In yesterday’s session, “A total of 130 S&P 500 companies hit 52-week highs today, or 26% of the index. No companies hit 52-week lows.” This is a great illustration by Bespoke highlighting the expansion in new 52-week highs as the rally continues. There is no question that the increase in bullishness from traders, analysts and investors alike is reflective of the expansion of participation in this rally. Whereas in the past there were significant divergences as the indices made highs, right now we are truly seeing some cross-the-board strength.
Tomorrow is the ever-feared “Quadruple Witching” where stock options, index options, futures options and single-stock options all expire. Adam Warner of the Daily Options Report does an excellent job of debunking some of the day’s myths as well as providing the rationale behind some of the wacky moves we tend to see. This is an must read for traders.

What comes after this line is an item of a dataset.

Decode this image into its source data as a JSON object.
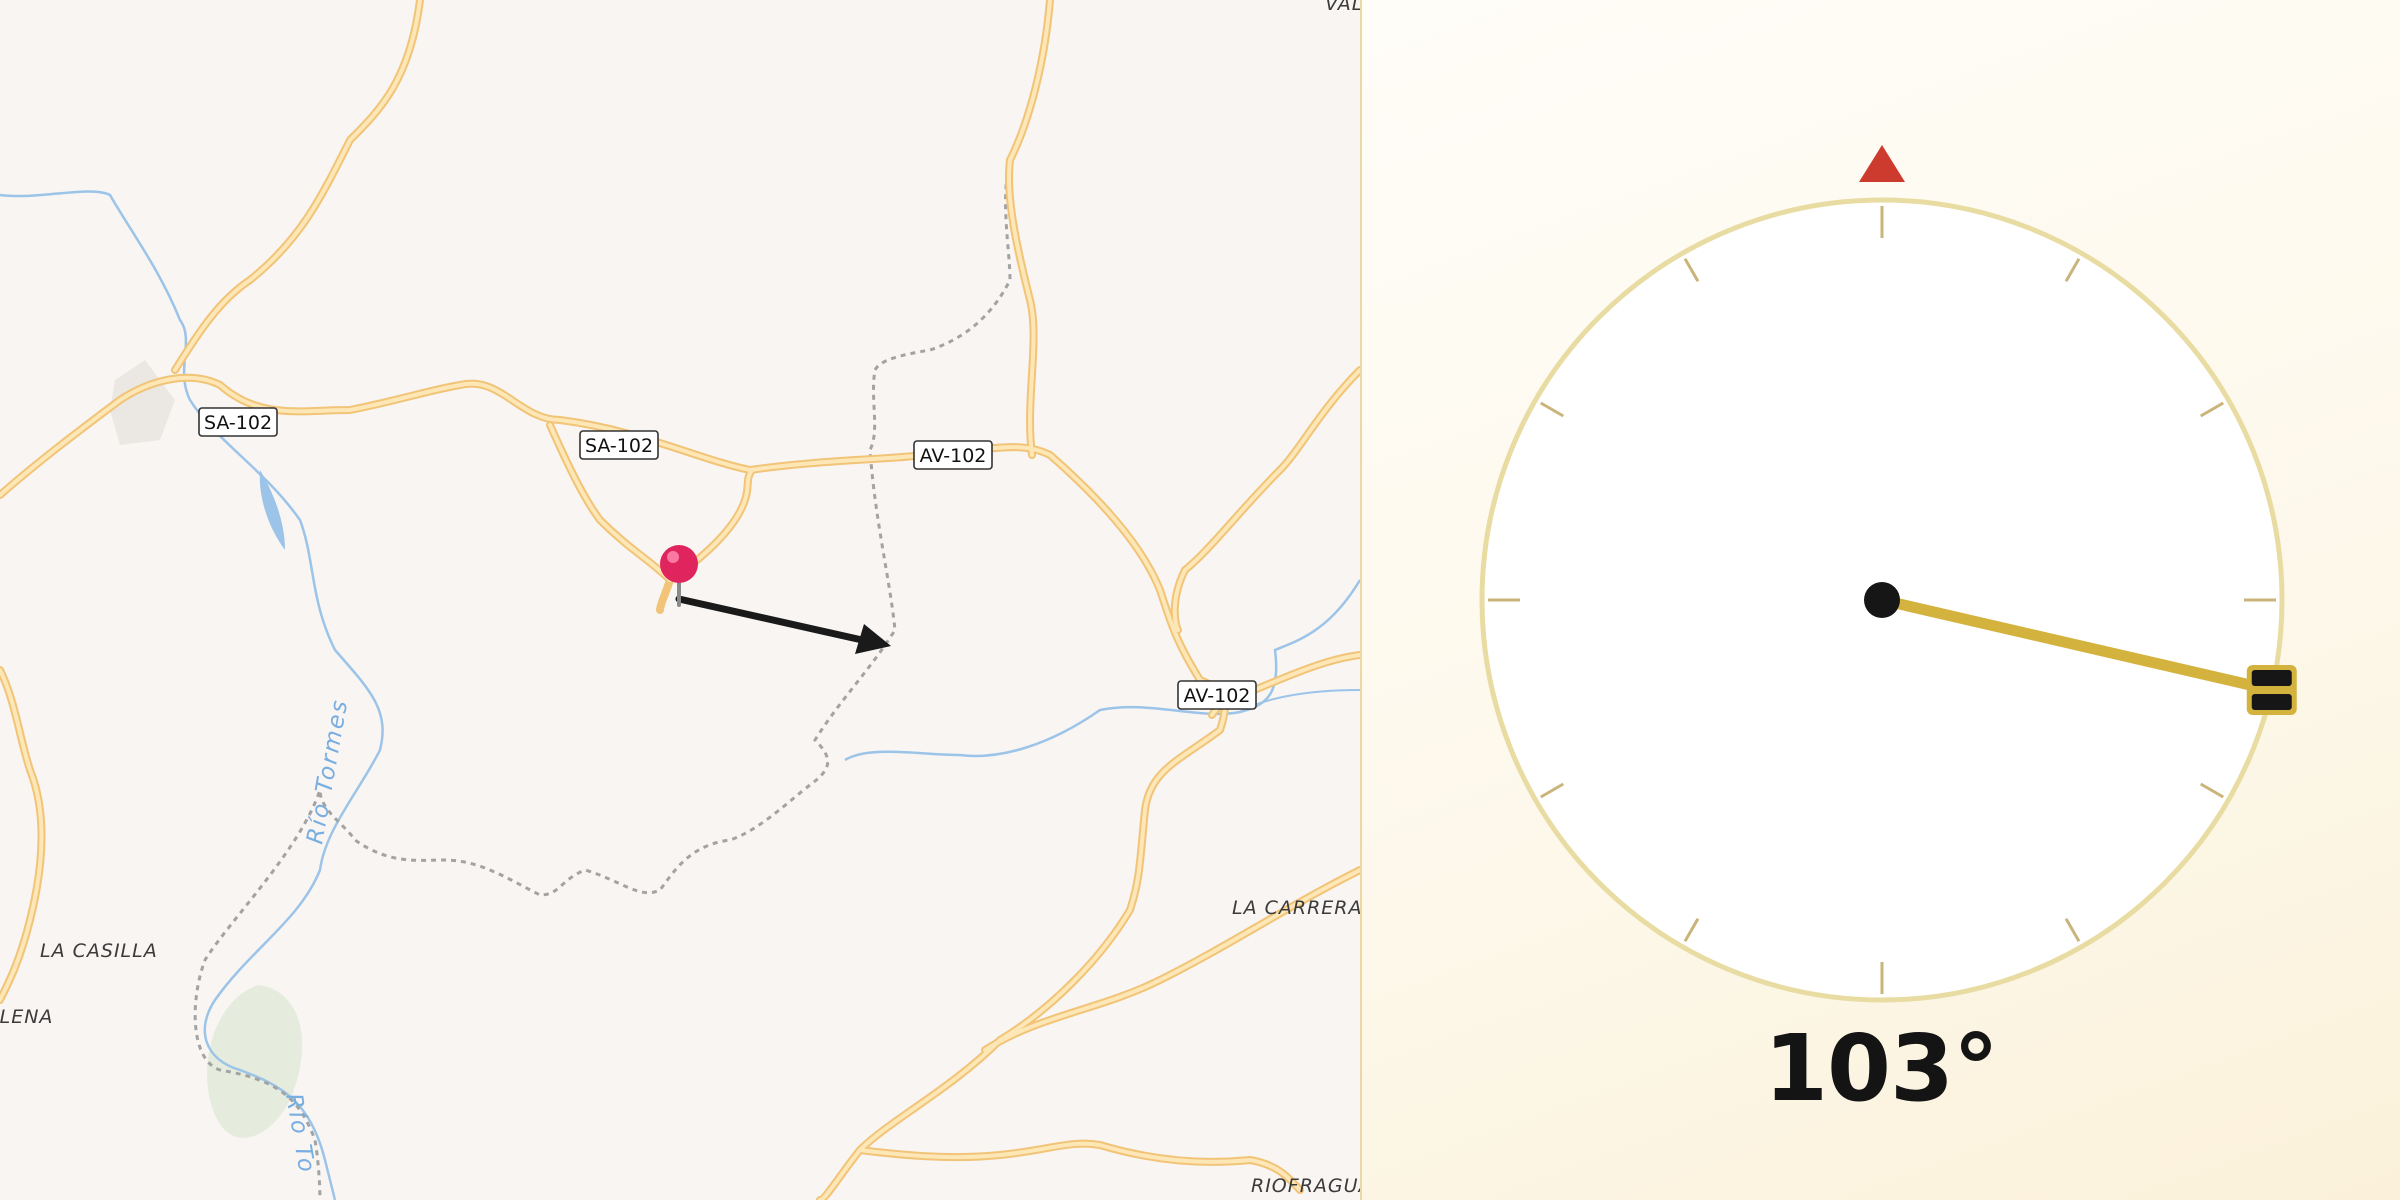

The Big Picture asks the question as to whether the April 1st end date for the Fed’s MBS purchase program will mark the program’s end, or merely a pause. With inflation remaining low, and the Fed continuing its aggressive monetary policy, there seems to be merit to the argument that it will ultimately restart at some point in the not-too-distant future. The expectation of its continuity in MBS trading pits sounds an awful lot like moral hazard in action to me. A little scarier than quad witching!